Tuesday, October 20, 2009

The Philanthropy of Financiers: excerpt 5

free trade agreements are the outward sign of this globalizing order - NAFTA cements, and promotes, the integration of Mexican subsidiaries into the production networks of US Multinational Corporations (MNCs) - soon, Chile and Argentina are to join the NAFTA orbit - at the same time, Clintonites are promoting integration to the west; the Asia-Pacific Economic Cooperation (APEC) forum, whose summit Clinton attended in Seattle, isn't much now, but free trade promoters would like to see APEC become a Pacific Rim NAFTA - and of course a deal in the GATT world trade talks would generalize an expanded free-trade regime to whole new industries and to nearly the whole world.

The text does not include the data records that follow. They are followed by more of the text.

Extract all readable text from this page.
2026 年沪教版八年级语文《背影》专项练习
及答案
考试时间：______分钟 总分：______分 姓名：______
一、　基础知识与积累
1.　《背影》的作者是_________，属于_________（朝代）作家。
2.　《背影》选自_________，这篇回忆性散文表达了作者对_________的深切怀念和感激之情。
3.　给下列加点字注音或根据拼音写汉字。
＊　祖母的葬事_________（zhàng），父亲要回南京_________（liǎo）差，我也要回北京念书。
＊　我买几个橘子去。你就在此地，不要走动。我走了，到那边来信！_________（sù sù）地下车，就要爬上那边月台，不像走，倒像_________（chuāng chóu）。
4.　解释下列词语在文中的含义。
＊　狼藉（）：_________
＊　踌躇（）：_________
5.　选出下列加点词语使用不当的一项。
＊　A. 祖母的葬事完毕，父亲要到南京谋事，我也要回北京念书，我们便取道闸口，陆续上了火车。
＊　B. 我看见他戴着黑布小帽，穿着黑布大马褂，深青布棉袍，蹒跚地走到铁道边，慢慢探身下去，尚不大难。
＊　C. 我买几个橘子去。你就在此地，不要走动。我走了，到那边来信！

to what end? - the argument for free trade has hardly changed, except for a pseudo-scientific overlay of mathematics, since David Ricardo laid it out in 1817 - Ricardo, like generations of model-building economists after him, imagined a two-commodity, two-country world in which Britain was the most efficient producer of cloth (the high-tech product of its day) and Portugal, of wine - Ricardo argued that the welfare of both countries would be maximized if Britain concentrated on making cloth and imported its wine from Portugal and vice versa - for Britain to try to make wine would be a waste of time and money, as would Portugal's attempts to make cloth - but few commodities are like wine, which is best produced only in certain regions - Portugal's lack of access to British weaving equipment, however, had nothing to do with geography; advanced countries guard their technological dominance fiercely.